Alan Lomax

Parchman Farm (Dust To Digital) // par Sedryk Reaktion
Est-il utile de dire une fois de plus l'influence considérable qu'ont eu les Lomax, père et fils, sur toute la culture populaire de la seconde moitié du 20ème siècle ? Que sans leur formidable travail de passeurs, le rock'n'roll des origines, puis le British Blues des 60's n'auraient pas été les mêmes ?
Pour les aliens qui viennent de débarquer sur Terre, petite séance de rattrapage : John Lomax commence au début du siècle dernier en collectant des chansons de cow-boys, qu'il fait publier en partitions. Avec l'arrivée des techniques d'enregistrement mobiles (pourtant bien primitives ; sur des cylindres, ce genre), il devient l'un des pionniers de l'ethnomusicologie et embarque, dans les 30's, son jeune fils Alan, tout juste 18 ans, dans de folles virées de collectages sonores. Leur terrain de jeu : le sud des USA, Mississippi, Texas, Tennessee, Louisiane... C'est que le papounet et le fiston ont un amour immodéré pour les musiques afro-américaines, ce qui leurs causera bien des déboires dans le sud raciste du KKK. Mais ce sont des humanistes et ils vont à la rencontre des travailleurs dans les plantations de coton, dans les prisons, sur les chantiers de chemin de fer. Pour le compte de la bibliothèque du Congrès de Washington, ils enregistrent tous les futurs monstres sacrés : Son House, Muddy Waters, Leadbelly (qu'ils font sortir de prison), Fred McDowell... Alan manque de peu Robert Johnson, qui vient de passer l'arme à gauche.
J'ai personnellement été introduit au travail d'Alan Lomax par ses captations de chants de prisonniers, qu'il débute en 1933 avec son père, puis seul, en 1947-48, notamment dans le tristement célèbre pénitencier de Parchman Farm, Mississippi. Il y reviendra en 1959, lors de son fameux « Southern Journey », cette fois équipé en stéréo. A Parchman Farm, les prisonniers étaient condamnés aux travaux forcés avec des méthodes nostalgiques du bon vieux temps de l'esclavage. Des prisonniers exclusivement afro-américains, cela va sans dire.

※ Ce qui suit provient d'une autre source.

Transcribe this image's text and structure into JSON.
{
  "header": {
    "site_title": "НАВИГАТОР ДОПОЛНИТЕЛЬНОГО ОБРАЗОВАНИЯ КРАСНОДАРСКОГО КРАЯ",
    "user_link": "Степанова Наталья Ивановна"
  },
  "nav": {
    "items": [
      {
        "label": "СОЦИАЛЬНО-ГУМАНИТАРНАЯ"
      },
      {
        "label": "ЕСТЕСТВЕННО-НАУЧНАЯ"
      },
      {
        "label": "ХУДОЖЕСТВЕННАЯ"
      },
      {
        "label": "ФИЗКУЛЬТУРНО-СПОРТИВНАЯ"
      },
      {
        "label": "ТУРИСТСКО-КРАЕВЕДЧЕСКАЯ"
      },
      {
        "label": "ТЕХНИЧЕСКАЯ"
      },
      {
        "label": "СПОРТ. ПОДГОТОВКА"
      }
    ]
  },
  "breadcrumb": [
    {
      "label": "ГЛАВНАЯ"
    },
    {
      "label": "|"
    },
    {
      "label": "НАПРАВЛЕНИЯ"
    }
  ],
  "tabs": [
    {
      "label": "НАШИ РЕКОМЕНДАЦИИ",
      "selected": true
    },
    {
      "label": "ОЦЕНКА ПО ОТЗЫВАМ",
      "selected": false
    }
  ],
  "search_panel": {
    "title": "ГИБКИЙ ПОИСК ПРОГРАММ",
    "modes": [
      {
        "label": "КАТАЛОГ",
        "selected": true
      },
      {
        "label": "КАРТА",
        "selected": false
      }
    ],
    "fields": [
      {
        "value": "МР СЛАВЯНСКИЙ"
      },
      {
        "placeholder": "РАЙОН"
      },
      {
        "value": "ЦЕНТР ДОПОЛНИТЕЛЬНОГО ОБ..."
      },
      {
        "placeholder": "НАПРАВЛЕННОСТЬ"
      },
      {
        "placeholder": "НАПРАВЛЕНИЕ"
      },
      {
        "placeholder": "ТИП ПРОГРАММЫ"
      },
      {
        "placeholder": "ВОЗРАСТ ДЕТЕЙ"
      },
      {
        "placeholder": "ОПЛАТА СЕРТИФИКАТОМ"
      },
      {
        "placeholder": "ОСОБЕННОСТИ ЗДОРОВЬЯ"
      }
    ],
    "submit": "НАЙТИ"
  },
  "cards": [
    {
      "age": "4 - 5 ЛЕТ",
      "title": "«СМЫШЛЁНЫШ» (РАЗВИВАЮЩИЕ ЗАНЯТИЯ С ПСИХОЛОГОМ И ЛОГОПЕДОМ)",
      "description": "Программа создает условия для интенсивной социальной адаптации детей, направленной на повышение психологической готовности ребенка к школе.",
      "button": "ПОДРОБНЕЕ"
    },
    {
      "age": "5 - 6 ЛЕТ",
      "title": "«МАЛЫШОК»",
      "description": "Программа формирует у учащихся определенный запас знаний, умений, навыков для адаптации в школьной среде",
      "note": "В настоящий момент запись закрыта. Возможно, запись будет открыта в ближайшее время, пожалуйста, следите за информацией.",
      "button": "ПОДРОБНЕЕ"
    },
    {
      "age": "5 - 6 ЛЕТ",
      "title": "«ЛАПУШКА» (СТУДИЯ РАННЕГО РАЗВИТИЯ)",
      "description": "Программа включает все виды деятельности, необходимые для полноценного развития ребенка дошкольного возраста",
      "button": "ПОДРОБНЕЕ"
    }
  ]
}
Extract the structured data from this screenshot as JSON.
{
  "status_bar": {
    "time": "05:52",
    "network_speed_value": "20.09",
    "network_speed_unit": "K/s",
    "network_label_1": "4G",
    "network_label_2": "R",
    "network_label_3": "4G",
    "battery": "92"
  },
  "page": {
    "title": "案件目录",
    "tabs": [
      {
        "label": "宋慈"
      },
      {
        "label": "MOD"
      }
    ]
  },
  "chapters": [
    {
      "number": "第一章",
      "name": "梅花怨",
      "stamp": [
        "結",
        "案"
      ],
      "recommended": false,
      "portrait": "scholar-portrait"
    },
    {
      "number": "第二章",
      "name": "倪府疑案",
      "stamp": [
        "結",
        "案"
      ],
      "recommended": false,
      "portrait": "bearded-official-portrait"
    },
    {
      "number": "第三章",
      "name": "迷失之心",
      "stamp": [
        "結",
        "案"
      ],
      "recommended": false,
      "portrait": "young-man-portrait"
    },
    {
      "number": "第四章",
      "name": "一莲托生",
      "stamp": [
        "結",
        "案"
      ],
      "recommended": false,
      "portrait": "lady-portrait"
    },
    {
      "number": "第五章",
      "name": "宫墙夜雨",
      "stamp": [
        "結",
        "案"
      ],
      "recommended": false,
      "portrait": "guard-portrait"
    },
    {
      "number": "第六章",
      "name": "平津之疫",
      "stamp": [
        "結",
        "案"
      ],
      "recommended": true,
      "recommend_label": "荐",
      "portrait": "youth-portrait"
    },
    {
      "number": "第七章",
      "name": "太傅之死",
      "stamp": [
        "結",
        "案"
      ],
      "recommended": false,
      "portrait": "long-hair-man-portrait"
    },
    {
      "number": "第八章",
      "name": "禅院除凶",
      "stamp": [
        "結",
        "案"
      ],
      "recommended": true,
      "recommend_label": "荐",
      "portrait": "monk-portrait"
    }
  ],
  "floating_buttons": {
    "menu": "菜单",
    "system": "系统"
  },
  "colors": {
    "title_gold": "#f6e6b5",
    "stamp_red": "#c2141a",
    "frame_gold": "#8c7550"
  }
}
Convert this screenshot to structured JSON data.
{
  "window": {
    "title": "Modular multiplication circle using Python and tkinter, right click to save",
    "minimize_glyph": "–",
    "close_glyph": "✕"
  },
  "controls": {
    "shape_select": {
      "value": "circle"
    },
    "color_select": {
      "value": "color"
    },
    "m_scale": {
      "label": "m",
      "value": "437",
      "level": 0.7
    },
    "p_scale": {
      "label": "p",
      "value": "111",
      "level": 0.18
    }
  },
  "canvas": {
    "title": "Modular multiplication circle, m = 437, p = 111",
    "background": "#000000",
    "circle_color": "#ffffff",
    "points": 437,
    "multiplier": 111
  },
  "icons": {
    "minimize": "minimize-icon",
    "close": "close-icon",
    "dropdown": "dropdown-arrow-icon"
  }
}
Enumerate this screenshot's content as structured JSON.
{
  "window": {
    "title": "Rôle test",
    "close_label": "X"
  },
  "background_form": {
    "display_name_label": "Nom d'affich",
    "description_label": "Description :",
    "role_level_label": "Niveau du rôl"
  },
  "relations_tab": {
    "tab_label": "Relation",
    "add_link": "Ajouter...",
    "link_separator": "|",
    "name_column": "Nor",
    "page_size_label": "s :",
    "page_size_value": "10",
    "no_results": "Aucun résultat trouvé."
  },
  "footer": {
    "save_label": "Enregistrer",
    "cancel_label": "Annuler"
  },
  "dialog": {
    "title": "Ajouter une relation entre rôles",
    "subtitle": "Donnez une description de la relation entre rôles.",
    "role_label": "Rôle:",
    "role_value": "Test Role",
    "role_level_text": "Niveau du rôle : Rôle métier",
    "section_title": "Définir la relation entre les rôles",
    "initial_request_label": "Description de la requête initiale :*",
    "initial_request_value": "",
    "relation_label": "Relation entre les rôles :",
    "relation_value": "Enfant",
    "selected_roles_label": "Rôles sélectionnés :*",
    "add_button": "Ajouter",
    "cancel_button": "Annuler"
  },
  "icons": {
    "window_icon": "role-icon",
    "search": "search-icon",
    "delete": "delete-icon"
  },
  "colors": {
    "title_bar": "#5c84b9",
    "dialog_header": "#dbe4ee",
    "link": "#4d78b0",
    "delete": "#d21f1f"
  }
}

Je ne me suis jamais remis de la découverte de ces work songs. A mes oreilles, ces chants constituent toujours les blues les plus purs. Sans la moindre guitare. Juste des voix et des coups de haches ou de pioches. C'est qu'il n'est pas question ici de faire « joli », et encore moins d'emballer les filles. Ces chansons n'ont qu'un seul but : impulser le bon rythme de travail, pour être productif sans que personne ne soit à la traîne, et sans risquer de se blesser ou de filer un coup de hache au copain d'à côté. Les harmonies vocales et polyrythmies sont clairement d'influence africaine, et pourtant ces chansons sont « aussi américaines que le fleuve Mississippi », pour reprendre les mots de Lomax lui-même.
Le label Dust-To-Digital a la bonne idée de sortir ce beau livre/CD sobrement intitulé « Parchman Farm ». L'engin rassemble 44 titres, dont un certain nombre sont des versions inédites, accompagné de nombreuses photos prises par Lomax pendant ses visites à Parchman, et de textes passionnants sortis de la plume de Lomax, de sa fille ou de Bruce Jackson. 
A partir des années 60, ces chants ont commencé à disparaître des prisons du Sud, les pénitenciers se faisant moins inhumains (ouf !) et les vieux prisonniers ayant été libérés (éventuellement les pieds devant). Aujourd'hui, la tradition des work songs est totalement éteinte, ce qui confère encore plus de valeur aux enregistrements de Lomax et à ce coffret. Une somme déjà indispensable pour qui s'intéresse aux blues des origines.
Une fois en solo, le fils va ensuite étendre son aire d'investigation au globe tout entier, enregistrant dans les Antilles, en Afrique du Nord, en Asie, et même en France (quelques quadrilles figurent dans son impressionnant catalogue). A partir des 70's, il passe même à la vidéo, filmant RL Burnside ou Sam Chatmon dans ses vieux jours.